RStudio IDE and R libraries ggplot2 and gsalib and dependencies
Download the latest version of RStudio IDE. The webpage should automatically detect what platform you are running on and recommend the version most suitable for your system.
Follow the installation instructions provided. Binaries are provided for all major platforms; typically they just need to be placed in your Applications (or Programs) directory. Open RStudio and type the following command in the console window to install the required packages:
install.packages(c("ggplot2", "reshape", "gplots", "gridExtra", "gsalib"))
This will download and install these packages so you can use them in the workshop. You can also do this directly in R if you prefer.
Cromwell and WomTool
For the pipelining section of the workshop, you will need to get the jar files for the Cromwell execution engine and a utility called WomTool. We also recommend a text editor called SublimeText.

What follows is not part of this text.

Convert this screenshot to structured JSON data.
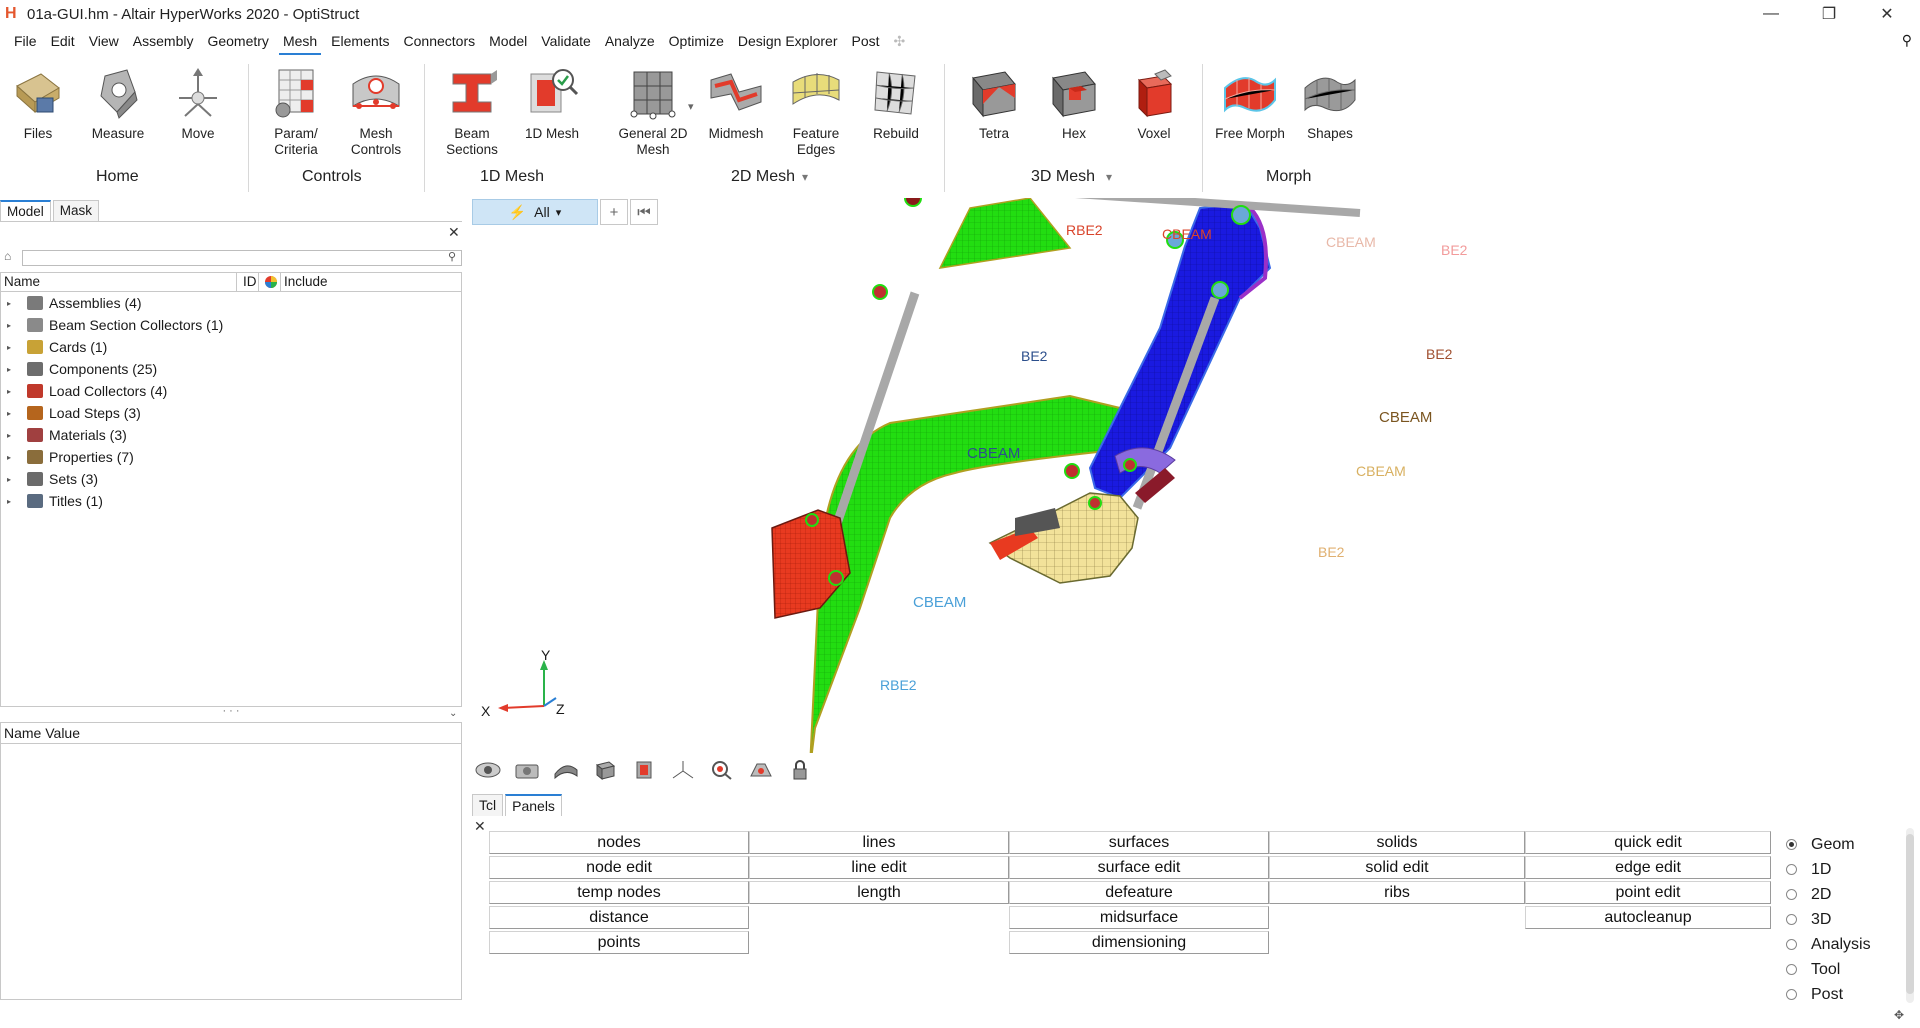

Cromwell is an execution engine capable of running scripts written in WDL, describing data processing and analysis workflows. The latest release can be downloaded here in the form of a pre-compiled jar.
WomTool is a utility package that provides accessory functionality for writing and running WDL scripts, including syntax validation and input template generation. You can download the latest release of the pre-compiled jar here.
WDL can be written with any text editing program, but for this workshop we will be using SublimeText. It is a simple but effective program, and you can download it here. This program also allows syntax highlighting for WDL, which you can install by following the instructions here.
4. Workshop materials (data, worksheets and slides)
We provide a bundle containing test datasets, worksheets with the instructions for the hands-on exercises, and all slide decks presented in the workshop. You can find GATK workshop bundles organized by YYMM (year-month) in the GATK Workshops directory. If you are registered for an upcoming workshop where you will be using your own laptop, you MUST download the bundle before coming to the workshop. If we update the bundle ahead of the workshop, you will receive a notification with a reminder to download the new version.
For those attending pipelining-only workshops, the workshop bundle will differ. Please check your email for where to find these materials.